Section 3 generally prohibits the employment of children under 16 years of age but allows children to be employed in certain circumstances by licence or regulation. The employment of children in cultural, artistic, sports and advertising activities may be authorised in individual cases by licence. The employment of children over 13 years of age in such activities may also be authorised by regulation. There is an important provision allowing the Minister, to draw up conditions regarding the protection, welfare and the educational training and developmental needs of young people who are employed under licence or by regulation.
A child over 14 years of age may engage in non-industrial light work outside of the school term provided the hours of work do not exceed seven in any one day or 35 in any one week. However, it is important that a child has an adequate rest period during the summer holidays before returning to school and is prohibited from engaging in any work for at least 21 days during that period, which has been increased from 14 days under existing law.
A child over 15 years is permitted to engage in light, non-industrial work for up to eight hours per week during school term. While this is not permitted under present legislation, it is considered that short periods of light work — such as newspaper delivery, baby-sitting and so on — as long as it does not interfere with schooling, can help a child's development. A child over 14 in full-time secondary education may be employed as part of a work experience or educational programme for up to eight hours in any one day or 40 hours in any one week. A child over 15 years may participate in a training or work experience programme arranged or approved by the Minister or FÁS for up to eight hours in any day or 40 hours in any week.

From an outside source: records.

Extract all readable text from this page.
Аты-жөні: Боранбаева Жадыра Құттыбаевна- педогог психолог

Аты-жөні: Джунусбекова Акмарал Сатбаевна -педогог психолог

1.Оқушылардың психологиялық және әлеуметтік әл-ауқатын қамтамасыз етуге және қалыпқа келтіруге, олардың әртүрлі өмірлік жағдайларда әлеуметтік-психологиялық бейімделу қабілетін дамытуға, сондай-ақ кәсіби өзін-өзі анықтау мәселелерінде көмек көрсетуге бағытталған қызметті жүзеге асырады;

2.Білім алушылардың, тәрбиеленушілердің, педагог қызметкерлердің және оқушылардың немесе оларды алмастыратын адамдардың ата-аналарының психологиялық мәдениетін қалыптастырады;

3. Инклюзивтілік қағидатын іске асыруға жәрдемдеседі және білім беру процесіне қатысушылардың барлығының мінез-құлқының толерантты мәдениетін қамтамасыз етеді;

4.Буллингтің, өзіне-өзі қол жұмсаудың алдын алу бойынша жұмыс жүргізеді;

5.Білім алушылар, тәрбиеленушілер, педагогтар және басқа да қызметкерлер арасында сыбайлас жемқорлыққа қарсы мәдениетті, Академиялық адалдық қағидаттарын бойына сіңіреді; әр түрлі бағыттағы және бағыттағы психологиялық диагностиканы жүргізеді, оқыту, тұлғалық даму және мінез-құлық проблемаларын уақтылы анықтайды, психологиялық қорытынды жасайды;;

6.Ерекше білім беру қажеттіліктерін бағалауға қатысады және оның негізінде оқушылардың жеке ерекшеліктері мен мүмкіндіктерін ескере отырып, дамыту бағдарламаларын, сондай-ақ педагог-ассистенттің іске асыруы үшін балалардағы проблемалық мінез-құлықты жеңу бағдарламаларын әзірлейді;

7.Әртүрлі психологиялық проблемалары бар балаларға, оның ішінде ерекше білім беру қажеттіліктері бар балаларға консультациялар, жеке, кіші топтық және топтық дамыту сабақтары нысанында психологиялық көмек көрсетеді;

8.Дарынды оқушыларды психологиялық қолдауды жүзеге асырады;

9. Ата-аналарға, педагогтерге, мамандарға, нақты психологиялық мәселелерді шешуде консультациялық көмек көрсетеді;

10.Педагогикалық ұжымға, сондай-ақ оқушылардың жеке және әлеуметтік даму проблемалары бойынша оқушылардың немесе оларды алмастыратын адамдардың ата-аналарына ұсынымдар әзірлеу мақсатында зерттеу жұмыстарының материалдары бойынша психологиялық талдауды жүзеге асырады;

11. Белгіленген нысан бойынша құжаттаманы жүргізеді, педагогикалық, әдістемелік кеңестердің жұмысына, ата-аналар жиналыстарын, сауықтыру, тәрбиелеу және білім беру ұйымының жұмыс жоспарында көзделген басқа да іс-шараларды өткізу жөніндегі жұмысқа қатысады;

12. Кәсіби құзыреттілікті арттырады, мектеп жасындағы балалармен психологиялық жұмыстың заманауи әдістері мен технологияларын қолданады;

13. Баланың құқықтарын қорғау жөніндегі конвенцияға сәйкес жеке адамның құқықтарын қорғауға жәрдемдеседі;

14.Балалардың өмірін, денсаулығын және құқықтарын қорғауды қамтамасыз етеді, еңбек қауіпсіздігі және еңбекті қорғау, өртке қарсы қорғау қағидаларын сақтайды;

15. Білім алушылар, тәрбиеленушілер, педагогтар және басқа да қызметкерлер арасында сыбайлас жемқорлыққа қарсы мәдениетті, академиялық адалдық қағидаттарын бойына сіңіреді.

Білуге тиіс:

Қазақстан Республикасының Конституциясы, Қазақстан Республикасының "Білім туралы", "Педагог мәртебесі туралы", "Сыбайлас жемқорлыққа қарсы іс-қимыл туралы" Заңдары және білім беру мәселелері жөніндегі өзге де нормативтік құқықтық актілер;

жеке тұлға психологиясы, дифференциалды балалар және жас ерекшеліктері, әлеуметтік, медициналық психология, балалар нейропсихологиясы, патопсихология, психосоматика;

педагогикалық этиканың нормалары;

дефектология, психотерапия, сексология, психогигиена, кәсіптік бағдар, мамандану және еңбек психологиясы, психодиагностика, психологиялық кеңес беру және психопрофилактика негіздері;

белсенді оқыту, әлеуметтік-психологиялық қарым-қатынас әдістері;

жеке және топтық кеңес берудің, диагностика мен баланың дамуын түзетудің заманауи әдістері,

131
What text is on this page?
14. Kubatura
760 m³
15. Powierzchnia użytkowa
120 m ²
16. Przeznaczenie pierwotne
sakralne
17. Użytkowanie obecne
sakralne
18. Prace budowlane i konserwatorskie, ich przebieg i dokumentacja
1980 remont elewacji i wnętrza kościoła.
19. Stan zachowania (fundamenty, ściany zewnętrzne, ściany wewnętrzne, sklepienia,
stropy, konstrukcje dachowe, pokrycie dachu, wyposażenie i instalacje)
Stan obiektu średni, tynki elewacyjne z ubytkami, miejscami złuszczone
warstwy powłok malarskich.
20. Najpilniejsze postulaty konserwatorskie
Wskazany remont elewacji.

Section 4 specifies additional provisions relating to the employment of children, where permitted by licence or regulation under section 3, relating to night work, minimum rest periods and breaks. A child may not be employed between 8 p.m. in the evening and 8 a.m. in the morning and must have a minimum rest period of 14 hours in each 24-hour period and two days in any period of seven days. If it is found necessary for technical or organisational reasons, this two day period may be reduced, by regulation, to 36 hours. This section also provides for a minimum break period of 30 minutes in any period of work which exceeds four hours.
Section 5 outlines the duties of an employer in relation to the employment of young persons and children. Before employing a young person or child, the employer must obtain a copy of the birth certificate or other satisfactory evidence of age and, when employing a child under 16, must obtain the written permission of the parent or guardian. The employer is also required to maintain a register containing particulars in relation to every young person or child employed by him or her. These provisions — which we are consolidating — are already in the 1977 legislation.
Section 6 specifies the circumstances in which an employer may employ a young person between 16 and 18 years of age. The young person must not be required to work for more than eight hours per day or 40 hours per week. As in the 1977 Act, a young person must not be required to work between 10 p.m. and 6 a.m. He or she must have a minimum rest period of 12 hours in each 24-hour period and two days in any seven day period as well as a 30 minute break in any period of work which exceeds 4½ hours.
The shipping and fishing sectors are exempted from the minimum rest provisions, provided there are objective grounds for not complying with the provisions and provided that the young persons receive compensatory rest times at some time during each 24 hours of work and night work provisions will not apply to members of the Defence Forces in certain circumstances and subject to certain conditions.
Sections 7 and 8 permit, by licence or regulation, the employment of young persons on terms other than those specified in section 6 provided that the terms of such licences and regulations comply with the Directive, the health, welfare and safety of the employees is not endangered and compliance with the terms of section 6 would be impractical for technical or organisational reasons. Under the 1977 Act, regulations were made to exempt close relatives and agricultural workers from certain provisions of that Act.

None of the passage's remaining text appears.